Temporary fix helps patients around drug allergy

WASHINGTON - Having a bad reaction to penicillin as a infant doesn't guarantee you are still allergic decades later. & if the oncologist says you must switch chemotherapies because of an allergic reaction, well, perhaps not.

More medical centers are recommending a lesser known choice: Drug desensitization, a carefully controlled system of helping patients temporarily tolerate medications - from aspirin to antibiotics to chemo - that their bodies one times rejected.

"You don't know how lucky I feel" to have been desensitized, says Vanessa Greenleaf of Marblehead, Mass.

Not everyone's a candidate. But for those who are, the system can mean the difference between getting the best treatment or a runner-up that may not do the job, says Dr. Mariana Castells, an allergist at Harvard & Brigham & Women's Hospital who helped pioneer the care.

"I kept mumbling, 'I require to stay on,'" recalls Greenleaf, 52, who finally got her wish. "All the nurses kept telling me, 'You can, we'll get the drug in to you safely.'"

Greenleaf developed a severe allergy to a mainstay of ovarian cancer treatment, carboplatin.
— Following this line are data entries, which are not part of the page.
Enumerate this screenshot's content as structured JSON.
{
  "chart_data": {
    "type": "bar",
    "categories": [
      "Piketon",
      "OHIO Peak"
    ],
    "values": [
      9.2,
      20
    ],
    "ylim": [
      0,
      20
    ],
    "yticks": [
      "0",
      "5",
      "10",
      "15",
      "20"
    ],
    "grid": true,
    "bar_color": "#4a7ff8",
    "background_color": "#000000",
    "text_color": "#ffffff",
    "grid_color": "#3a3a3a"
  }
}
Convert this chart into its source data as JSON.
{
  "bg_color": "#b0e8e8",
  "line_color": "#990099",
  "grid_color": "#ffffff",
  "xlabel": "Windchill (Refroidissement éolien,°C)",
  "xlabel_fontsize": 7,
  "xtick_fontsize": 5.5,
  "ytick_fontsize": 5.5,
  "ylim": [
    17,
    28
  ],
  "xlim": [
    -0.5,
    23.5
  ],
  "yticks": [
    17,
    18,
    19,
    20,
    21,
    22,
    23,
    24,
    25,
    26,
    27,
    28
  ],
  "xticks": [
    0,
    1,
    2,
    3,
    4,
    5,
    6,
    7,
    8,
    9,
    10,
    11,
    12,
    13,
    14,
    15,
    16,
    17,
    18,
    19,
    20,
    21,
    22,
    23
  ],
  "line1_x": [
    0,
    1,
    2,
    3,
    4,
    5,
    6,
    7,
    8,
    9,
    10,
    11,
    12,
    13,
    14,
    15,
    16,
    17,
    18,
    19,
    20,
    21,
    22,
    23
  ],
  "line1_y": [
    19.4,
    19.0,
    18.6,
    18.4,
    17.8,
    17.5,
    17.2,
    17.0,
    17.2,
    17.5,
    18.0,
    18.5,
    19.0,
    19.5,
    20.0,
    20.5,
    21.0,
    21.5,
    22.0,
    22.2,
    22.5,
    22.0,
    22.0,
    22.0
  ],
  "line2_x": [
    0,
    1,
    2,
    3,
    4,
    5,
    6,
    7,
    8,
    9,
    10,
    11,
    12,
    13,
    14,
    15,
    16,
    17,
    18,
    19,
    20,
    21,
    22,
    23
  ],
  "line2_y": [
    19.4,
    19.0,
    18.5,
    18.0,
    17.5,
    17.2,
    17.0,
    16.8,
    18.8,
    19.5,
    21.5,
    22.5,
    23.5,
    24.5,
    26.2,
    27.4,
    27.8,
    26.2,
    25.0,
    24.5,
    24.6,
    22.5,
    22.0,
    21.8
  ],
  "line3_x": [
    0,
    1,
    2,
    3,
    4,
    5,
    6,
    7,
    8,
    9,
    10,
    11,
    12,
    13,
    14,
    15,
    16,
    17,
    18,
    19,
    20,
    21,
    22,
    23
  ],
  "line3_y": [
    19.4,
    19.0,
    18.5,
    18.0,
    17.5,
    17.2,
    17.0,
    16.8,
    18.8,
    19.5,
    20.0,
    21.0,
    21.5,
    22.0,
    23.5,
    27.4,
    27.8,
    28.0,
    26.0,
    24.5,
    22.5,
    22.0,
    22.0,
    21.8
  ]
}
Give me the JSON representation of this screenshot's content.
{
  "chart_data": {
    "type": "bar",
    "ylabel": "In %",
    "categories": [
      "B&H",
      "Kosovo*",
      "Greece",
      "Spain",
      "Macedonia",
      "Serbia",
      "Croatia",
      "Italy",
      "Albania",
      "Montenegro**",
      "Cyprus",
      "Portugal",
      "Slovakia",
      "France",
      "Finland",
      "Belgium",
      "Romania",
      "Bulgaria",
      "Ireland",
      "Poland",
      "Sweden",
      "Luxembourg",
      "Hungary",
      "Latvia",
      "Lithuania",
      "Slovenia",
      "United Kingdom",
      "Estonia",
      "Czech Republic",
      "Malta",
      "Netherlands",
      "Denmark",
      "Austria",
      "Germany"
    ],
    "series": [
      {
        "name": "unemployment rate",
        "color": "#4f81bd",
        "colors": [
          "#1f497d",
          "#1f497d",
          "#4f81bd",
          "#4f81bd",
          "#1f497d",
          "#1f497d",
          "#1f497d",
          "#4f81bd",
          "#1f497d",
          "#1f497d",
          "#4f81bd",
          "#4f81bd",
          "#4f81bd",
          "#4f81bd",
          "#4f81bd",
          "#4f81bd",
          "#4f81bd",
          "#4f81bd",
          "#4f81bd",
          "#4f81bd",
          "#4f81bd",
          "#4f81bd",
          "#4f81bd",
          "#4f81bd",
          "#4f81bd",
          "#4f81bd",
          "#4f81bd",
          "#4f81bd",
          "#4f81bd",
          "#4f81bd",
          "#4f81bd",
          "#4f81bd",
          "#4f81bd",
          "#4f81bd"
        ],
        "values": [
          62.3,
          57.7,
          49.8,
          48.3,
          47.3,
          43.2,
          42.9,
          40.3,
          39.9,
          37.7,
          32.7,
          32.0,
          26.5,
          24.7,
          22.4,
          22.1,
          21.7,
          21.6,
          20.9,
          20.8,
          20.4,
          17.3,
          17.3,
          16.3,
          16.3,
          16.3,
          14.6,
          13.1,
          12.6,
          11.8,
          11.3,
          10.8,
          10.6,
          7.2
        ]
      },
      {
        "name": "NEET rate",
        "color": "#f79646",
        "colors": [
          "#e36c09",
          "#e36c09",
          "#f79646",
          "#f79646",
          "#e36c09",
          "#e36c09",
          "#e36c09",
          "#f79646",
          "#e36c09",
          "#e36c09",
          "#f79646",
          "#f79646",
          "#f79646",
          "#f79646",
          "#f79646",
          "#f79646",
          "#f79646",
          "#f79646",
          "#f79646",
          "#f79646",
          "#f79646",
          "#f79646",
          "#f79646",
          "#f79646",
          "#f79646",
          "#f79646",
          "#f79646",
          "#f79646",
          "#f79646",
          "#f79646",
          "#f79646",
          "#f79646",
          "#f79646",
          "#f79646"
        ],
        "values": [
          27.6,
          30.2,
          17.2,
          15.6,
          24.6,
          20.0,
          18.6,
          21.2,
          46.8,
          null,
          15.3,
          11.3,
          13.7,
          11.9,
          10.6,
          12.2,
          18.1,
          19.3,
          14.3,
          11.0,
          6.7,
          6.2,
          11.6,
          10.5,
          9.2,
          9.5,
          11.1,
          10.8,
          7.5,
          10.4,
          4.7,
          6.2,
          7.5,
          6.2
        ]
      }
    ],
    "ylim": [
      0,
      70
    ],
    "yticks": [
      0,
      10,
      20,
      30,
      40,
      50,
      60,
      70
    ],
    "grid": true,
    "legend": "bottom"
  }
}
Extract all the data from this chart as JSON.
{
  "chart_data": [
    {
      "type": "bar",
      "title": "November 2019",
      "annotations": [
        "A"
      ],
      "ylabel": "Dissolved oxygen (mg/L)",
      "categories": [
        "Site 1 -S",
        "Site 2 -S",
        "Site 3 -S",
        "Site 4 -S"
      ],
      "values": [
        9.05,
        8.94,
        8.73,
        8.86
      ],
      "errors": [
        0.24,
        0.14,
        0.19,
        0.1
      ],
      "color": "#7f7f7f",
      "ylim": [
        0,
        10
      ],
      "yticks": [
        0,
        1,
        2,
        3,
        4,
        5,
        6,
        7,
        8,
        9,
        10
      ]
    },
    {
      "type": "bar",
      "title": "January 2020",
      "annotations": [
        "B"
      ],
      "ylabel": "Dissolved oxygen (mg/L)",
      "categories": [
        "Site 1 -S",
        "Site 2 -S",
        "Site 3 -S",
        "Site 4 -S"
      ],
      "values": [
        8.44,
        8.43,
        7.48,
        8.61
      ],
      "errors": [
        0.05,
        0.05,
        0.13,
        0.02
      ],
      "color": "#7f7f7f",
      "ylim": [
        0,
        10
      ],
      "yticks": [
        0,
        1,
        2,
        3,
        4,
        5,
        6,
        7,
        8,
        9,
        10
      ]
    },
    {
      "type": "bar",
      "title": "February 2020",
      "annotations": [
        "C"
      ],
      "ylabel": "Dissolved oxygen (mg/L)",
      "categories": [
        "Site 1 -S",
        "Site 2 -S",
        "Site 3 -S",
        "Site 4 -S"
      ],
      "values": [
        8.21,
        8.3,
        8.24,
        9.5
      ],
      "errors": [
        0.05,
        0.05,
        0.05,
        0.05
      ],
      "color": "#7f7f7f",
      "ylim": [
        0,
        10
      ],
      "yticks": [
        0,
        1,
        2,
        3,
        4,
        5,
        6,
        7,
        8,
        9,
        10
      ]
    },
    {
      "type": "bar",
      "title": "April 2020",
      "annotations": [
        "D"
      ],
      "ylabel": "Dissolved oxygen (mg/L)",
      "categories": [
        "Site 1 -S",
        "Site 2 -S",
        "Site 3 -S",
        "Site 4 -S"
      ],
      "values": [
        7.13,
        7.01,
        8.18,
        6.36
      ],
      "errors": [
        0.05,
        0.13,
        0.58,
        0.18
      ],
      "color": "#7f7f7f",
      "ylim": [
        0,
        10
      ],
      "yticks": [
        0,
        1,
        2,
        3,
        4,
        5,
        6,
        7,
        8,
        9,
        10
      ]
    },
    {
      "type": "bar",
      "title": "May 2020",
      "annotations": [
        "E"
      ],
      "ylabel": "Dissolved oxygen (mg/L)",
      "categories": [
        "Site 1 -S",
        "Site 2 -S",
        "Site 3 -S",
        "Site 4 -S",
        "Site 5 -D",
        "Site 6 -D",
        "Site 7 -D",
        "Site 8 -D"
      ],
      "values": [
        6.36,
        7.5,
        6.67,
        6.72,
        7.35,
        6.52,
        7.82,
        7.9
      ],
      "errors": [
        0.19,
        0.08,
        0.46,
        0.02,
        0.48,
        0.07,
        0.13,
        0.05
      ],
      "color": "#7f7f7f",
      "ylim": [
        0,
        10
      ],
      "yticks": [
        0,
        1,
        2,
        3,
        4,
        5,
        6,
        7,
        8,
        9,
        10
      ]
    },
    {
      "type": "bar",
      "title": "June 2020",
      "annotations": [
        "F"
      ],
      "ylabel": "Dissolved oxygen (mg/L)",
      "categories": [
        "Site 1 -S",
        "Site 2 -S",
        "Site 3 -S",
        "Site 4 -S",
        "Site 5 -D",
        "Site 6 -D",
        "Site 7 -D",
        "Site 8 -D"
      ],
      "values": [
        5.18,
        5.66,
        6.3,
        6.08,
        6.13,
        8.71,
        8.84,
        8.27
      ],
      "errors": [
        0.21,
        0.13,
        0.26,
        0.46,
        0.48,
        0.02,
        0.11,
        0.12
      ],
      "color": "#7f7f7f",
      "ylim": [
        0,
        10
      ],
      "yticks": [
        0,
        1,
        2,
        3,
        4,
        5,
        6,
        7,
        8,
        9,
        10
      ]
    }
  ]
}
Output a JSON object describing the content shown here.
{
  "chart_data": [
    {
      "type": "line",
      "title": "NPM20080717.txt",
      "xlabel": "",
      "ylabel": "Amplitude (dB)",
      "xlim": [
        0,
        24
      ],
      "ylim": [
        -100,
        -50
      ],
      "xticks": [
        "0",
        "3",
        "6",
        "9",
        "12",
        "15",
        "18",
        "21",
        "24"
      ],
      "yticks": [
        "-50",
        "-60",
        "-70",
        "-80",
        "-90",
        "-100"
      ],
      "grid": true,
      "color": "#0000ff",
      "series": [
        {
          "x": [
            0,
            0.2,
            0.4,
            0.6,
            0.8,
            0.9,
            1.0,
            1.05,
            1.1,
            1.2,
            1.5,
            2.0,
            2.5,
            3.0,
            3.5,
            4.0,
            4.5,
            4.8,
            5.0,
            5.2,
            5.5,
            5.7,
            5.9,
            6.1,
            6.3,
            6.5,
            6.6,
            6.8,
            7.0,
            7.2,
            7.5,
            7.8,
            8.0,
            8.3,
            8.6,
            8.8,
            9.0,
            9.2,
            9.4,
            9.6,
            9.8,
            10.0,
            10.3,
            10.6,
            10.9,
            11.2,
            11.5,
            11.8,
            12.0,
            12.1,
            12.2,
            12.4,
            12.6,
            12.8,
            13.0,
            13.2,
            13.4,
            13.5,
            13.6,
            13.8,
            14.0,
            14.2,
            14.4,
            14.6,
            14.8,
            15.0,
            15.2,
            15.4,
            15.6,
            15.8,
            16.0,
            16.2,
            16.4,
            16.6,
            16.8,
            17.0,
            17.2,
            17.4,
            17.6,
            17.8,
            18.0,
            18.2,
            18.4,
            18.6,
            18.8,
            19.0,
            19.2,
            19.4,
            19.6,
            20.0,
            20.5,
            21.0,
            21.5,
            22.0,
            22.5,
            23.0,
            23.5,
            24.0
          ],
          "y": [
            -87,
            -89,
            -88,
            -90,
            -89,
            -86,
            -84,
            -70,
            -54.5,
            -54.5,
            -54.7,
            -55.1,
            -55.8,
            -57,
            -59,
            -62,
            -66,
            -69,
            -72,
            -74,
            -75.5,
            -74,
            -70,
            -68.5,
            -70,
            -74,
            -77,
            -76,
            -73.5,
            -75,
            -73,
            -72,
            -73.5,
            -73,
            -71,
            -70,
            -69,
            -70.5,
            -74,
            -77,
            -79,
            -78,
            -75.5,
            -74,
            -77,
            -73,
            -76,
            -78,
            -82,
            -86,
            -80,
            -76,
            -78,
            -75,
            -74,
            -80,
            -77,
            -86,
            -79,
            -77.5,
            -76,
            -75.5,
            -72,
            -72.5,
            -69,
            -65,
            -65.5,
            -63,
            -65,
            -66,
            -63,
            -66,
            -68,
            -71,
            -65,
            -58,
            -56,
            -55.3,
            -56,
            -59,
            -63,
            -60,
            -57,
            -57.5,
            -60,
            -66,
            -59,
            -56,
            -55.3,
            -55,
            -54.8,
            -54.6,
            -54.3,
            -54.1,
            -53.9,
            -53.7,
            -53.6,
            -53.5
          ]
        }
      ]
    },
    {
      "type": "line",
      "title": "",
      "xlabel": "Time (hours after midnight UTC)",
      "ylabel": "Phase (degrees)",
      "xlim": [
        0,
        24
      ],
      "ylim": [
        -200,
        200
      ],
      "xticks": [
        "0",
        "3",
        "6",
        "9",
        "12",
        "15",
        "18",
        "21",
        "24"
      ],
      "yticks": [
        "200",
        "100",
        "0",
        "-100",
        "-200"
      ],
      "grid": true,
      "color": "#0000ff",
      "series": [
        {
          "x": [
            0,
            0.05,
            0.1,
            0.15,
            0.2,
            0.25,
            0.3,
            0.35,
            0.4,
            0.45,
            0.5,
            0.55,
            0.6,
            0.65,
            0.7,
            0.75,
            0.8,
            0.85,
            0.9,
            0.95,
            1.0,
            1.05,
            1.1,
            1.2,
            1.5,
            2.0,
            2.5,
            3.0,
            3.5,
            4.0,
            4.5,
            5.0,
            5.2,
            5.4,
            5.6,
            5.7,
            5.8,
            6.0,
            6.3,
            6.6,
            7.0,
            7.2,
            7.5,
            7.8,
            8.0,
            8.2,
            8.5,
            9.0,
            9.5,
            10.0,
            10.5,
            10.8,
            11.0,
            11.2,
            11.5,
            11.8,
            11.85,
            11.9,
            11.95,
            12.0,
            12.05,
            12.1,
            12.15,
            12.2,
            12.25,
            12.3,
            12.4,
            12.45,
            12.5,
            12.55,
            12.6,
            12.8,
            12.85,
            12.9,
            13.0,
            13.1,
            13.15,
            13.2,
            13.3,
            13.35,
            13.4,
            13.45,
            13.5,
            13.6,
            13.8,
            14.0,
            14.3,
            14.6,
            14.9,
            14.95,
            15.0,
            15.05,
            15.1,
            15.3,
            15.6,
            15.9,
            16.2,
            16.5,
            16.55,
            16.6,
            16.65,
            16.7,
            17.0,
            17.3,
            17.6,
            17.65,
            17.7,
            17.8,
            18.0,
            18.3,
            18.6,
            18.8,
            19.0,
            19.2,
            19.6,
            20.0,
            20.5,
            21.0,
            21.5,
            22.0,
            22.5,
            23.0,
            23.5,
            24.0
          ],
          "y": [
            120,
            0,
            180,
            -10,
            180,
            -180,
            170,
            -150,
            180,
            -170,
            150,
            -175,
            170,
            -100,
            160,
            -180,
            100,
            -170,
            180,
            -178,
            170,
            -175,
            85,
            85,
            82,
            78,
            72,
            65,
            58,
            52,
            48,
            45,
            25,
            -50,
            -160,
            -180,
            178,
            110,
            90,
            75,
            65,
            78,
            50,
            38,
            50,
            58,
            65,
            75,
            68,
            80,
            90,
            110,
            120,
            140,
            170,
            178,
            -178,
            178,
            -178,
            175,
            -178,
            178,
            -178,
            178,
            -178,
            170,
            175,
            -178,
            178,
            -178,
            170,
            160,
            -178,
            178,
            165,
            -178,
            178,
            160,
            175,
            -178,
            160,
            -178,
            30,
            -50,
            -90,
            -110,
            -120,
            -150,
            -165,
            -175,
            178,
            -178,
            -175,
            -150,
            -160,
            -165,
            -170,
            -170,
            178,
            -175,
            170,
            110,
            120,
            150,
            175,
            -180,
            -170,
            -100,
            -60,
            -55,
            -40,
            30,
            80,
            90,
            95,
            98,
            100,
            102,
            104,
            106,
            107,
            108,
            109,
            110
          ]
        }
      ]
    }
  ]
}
Even as a burning sensation engulfed her body during the allergic attack, Greenleaf's chief fear was that doctors at Massachusetts General Hospital would take her off the chemo combination he believed her best shot.

Allergies make up 5 percent to 10 percent of all adverse reactions to medications, according to the American Academy of Allergy, Asthma & Immunology. Sometimes drug allergies kill. So anyone who is ever reported an allergic reaction to a medicine, even decades earlier, is told seldom to take that drug.